Studio Not You Again issues this statement to clarify its position regarding mental healthcare guidance, institutional involvement, and the broader systems that claim responsibility for care, justice, support, and public well-being.

For the past fifteen years, we have encountered systems and professionals who present themselves as caregivers, guides, authorities, legal protectors, or social support structures, while repeatedly failing to deliver the basic outcomes such titles imply. When a person or institution claims to provide care, but the result is isolation, poverty, dependency, instability, and the erosion of personal dignity, we reserve the right to question not only their competence, but also the mythology that surrounds their authority.
We reject the comforting fairy tale that every mental healthcare professional is automatically a caretaker. We reject the idea that every legal or justice institution is automatically just. We reject the fantasy that state guidance, food support, financial direction, and institutional supervision are always benevolent simply because they are presented as such. These assumptions are modern Santa Claus stories: comforting narratives told to make people believe that someone responsible is watching over them, when lived experience may prove otherwise.
Our studio does not accept guidance blindly. We do not confuse official titles with wisdom. We do not confuse procedure with justice. We do not confuse professional language with truth. We do not confuse institutional confidence with moral reliability.
When a professional, caregiver, or authority figure behaves with confusion, denial, arrogance, avoidance, or obvious dysfunction, we will not pretend they are fully reliable simply because their job title suggests they should be. We will respond to them according to the reality of their conduct, not the fantasy of their role. If someone demonstrates that they cannot reason honestly, cannot take responsibility, cannot recognize harm, or cannot distinguish care from control, then we will treat their guidance with extreme caution.
The consequences of failed guidance are not theoretical. They are material. They appear in the absence of family stability, housing security, financial independence, mobility, technology, holidays, comfort, nutrition, and ordinary human progress. They appear in a life reduced to survival: an iPad, free Wi-Fi, bread and cheese, and occasional help from people whose humanity exceeds the systems supposedly designed to help.
That reality is not an accident. It is the result of trusting systems that repeatedly ask for belief while producing damage.
Therefore, our position is simple:
We trust ourselves first.
We trust our own observations.
We trust our own memory.
We trust our own standards.
We trust our own refusal to lie to ourselves.
We trust lived evidence over professional mythology.
We trust truth over institutional theatre.
We do not lie to ourselves. We do not lie to others. We do not lie as a general principle. However, when dealing with people or systems so toxic, unstable, punitive, or irrational that telling the full truth would only create more harm, danger, retaliation, or misunderstanding, we recognize that self-protection becomes necessary. That is not moral failure. That is survival inside a toxic environment.

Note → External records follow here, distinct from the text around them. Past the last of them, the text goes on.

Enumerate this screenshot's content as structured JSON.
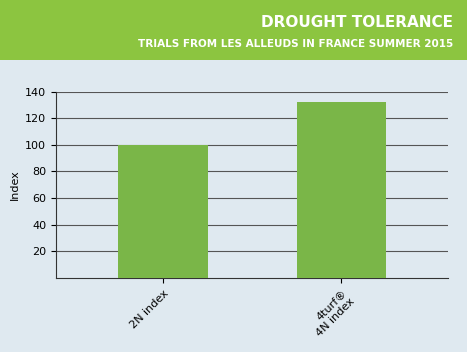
{
  "chart_data": {
    "type": "bar",
    "title": "DROUGHT TOLERANCE",
    "subtitle": "TRIALS FROM LES ALLEUDS IN FRANCE SUMMER 2015",
    "y_label": "Index",
    "categories": [
      "2N index",
      "4turf®\n4N index"
    ],
    "values": [
      100,
      132
    ],
    "color": "#7ab648",
    "ylim": [
      0,
      140
    ],
    "yticks": [
      20,
      40,
      60,
      80,
      100,
      120,
      140
    ],
    "grid": true
  }
}
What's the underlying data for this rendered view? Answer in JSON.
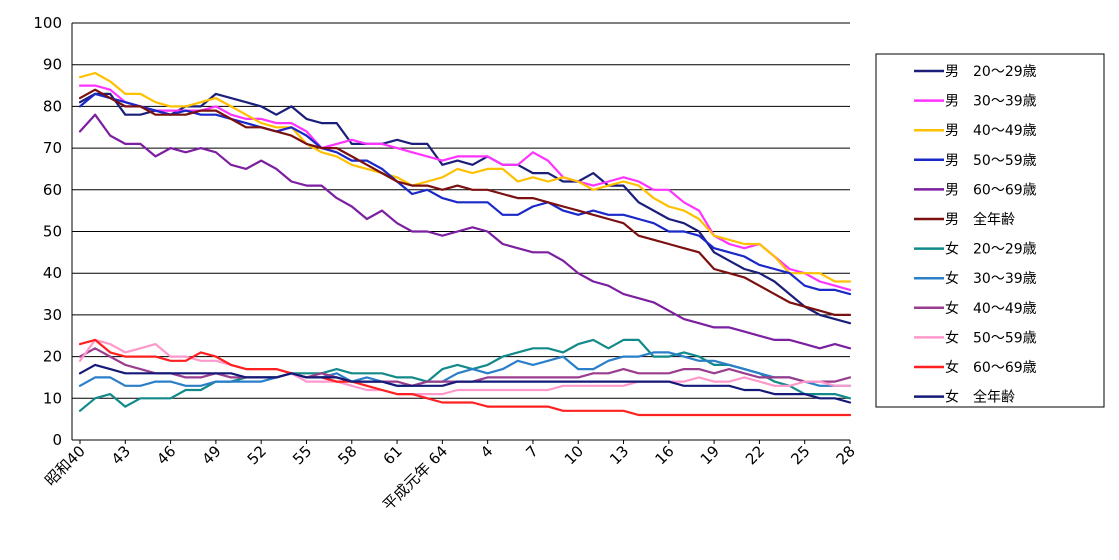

Toxicity, in this context, means a situation where truth can no longer be spoken safely because the listener is too damaged, defensive, dishonest, intoxicated by power, or institutionally protected to receive it. When truth becomes punishable, the problem is not the truth. The problem is the environment.
Studio Not You Again will continue to operate from self-determination, self-respect, observation, evidence, and creative independence. We will not surrender our reality to people who hide behind credentials while failing basic human responsibility. We will not call dysfunction “care.” We will not call neglect “guidance.” We will not call institutional fantasy “truth.”
We know what we have lived.
And we will not let anyone rewrite that experience into a fairy tale.